I believe Catholics have a lot to learn from these religions and Christian denominations. 

1. Scripture: Protestants of all denominations love the Bible. Most attend a weekly Bible group held in someone’s home, while many churches provide free Scripture courses. I’m shocked at how many Jehovah’s Witnesses tell me they were once Catholics but knew nothing about their faith or the Bible so when the Witnesses knocked on their door they found answers to their questions.

2. Service: In Evangelical churches especially, every member is expected to fill some service or duty, from cleaning the building to teaching or running a youth meeting, street preaching, leading a Bible study or running the food bank. Service is not optional. You do not simply turn up for an hour or two on a Sunday but are expected to be active during the week. Many Evangelical churches are open all day, seven days a week and have a cafe, counselling rooms and creches. 

3. Fellowship: most Evangelical churches train members to look out for and to welcome Sunday visitors. It’s more than just coffee and donuts. It’s about making people feel welcome and establishing friendships which, formed in those first few encounters, often lead to life long church membership.

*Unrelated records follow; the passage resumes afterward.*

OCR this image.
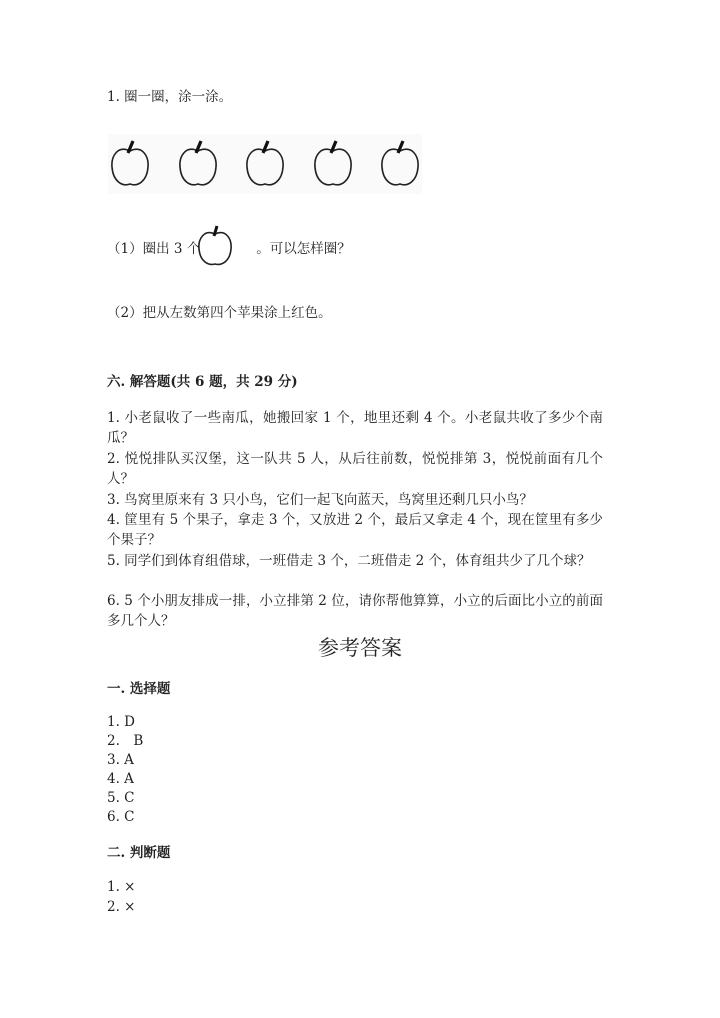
1. 圈一圈，涂一涂。
（1）圈出 3 个	。可以怎样圈？
（2）把从左数第四个苹果涂上红色。
六. 解答题(共 6 题，共 29 分)
1. 小老鼠收了一些南瓜，她搬回家 1 个，地里还剩 4 个。小老鼠共收了多少个南瓜？
2. 悦悦排队买汉堡，这一队共 5 人，从后往前数，悦悦排第 3，悦悦前面有几个人？
3. 鸟窝里原来有 3 只小鸟，它们一起飞向蓝天，鸟窝里还剩几只小鸟？
4. 筐里有 5 个果子，拿走 3 个，又放进 2 个，最后又拿走 4 个，现在筐里有多少个果子？
5. 同学们到体育组借球，一班借走 3 个，二班借走 2 个，体育组共少了几个球？
6. 5 个小朋友排成一排，小立排第 2 位，请你帮他算算，小立的后面比小立的前面多几个人？
参考答案
一. 选择题
1. D
2.　B
3. A
4. A
5. C
6. C
二. 判断题
1. ×
2. ×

4. Evangelisation. All church members are expected to spread the Word whether in their places of work, with their neighbours or families. Why is it only Mormons and Evangelicals who evangelise on the street? When were you last approached by a Catholic in your local High Street?

5. Tithing: while Catholic dioceses and parishes regularly lament about lack of funds, every Evangelical church I attended was debt free, owned its own building and had money to spare. Employed staff were paid a fair wage. While one or two pastors were over zealous talking about money, most were balanced in this area.

Yes, we can learn a lot from Evangelicals – but we Catholics have so much more to share with them, because we are the One, True, Holy and Apostolic Church.

I thank God for answering my cry that day on Sauchiehall Street. But, looking back, I never did buy that red cabbage.